“The mountains form part of the DNA of the Vuelta a España,” race director Javier Guillén told Spanish sports daily AS on Tuesday evening, and to judge by the route that organisers Unipublic have produced for 2023, it’s very hard to disagree.
After 2022’s single hors categorie ascent to Sierra Nevada, this year there will be no less than five, two of them well-known ‘monster’ ascents of the Tourmalet and Angliru. The Pyrenees, completely missing from the race in 2022 and 2021, are back in their toughest Vuelta format since at least 2015. And rumours of there being ‘only’ eight summit finishes in 2023 proved to be an underestimate: in fact there are 10, an average of almost 50 percent of all the stages.
2023 is not just about the revival of relatively-recent Vuelta traditions like the plethora of uphill finishes, though. Organisers have delved much deeper into the race history books with the revival of a mid-race time trial through the flatlands and vineyards in the region of Valladolid.
The time trial stage in Valladolid, a city visited on 64 previous occasions by the Vuelta, is one that has proved vital to the overall outcome of the race on multiple occasions. To name but a few – in 2010 for Vincenzo Nibali en route to his first Grand Tour win, in 1994 for Tony Rominger by winning the prologue in Valladolid and then leading the race from end to end, in 1989 for Pedro Delgado when he took an utterly unheralded time trial victory, and even as far back as 1964 for Raymond Poulidor.
But if Pou-Pou was able to secure his only Grand Tour overall victory as much thanks to the Spanish contenders squabbling amongst themselves as to his time trialling skills, 59 years later and with the Tourmalet looming fast on the horizon on stage 13, the Valladolid time trial will likely fade quickly in the race’s collective rear-view mirror. And for Spanish climbers like Enric Mas, three times second in the race, that certainly doesn’t present a problem.

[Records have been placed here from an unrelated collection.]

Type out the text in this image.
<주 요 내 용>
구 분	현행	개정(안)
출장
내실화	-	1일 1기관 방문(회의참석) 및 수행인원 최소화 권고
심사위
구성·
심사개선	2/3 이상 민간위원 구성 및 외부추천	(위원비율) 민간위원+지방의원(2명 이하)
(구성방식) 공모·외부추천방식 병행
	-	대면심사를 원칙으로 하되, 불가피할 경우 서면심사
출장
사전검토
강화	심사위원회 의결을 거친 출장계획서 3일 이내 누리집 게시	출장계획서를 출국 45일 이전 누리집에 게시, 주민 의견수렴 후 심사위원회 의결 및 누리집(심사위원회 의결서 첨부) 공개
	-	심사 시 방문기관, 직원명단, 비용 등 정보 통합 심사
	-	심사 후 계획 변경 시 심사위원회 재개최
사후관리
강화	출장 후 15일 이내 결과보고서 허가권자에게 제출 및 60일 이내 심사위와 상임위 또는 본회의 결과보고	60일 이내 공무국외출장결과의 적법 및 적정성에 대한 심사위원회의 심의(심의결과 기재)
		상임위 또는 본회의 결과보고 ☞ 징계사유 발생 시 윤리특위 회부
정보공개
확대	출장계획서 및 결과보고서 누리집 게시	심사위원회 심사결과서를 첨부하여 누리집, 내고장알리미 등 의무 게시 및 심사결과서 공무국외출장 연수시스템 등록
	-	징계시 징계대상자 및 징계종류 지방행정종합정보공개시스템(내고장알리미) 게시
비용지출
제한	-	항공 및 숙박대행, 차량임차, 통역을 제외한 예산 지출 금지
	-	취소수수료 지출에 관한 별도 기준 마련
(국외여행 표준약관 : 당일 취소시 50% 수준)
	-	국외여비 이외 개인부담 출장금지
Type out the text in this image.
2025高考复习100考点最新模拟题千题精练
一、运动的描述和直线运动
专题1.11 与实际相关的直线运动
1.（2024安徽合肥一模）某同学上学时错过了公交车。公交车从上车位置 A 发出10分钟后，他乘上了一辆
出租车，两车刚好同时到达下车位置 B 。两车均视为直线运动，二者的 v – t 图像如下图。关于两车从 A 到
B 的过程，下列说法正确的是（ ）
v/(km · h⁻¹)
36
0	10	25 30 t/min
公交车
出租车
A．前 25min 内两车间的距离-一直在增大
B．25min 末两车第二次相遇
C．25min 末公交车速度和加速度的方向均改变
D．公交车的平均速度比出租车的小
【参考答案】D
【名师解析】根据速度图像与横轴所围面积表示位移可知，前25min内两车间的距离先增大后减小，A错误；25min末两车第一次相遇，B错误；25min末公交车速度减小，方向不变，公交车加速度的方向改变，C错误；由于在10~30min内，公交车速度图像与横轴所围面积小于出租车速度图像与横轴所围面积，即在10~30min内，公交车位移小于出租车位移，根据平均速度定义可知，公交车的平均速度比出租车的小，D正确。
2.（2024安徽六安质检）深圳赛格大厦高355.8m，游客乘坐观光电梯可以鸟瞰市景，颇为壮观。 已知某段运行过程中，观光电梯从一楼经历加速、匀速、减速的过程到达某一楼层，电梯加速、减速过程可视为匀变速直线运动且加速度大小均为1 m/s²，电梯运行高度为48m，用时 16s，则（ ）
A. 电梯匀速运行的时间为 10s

“I’m absolutely delighted with the route,” the Movistar racer said, “I’ll settle for a ‘draw’ in the Valladolid time trial, if you bear in mind the time Remco [Evenepoel, 2022 Vuelta winner] took on us that day in Alicante’s race against the clock.
“Races recently have been decided there [in time trials]. The Tourmalet is a really difficult stage. I’m grateful that the Vuelta does stages like that, because personally, they suit me down to the ground.”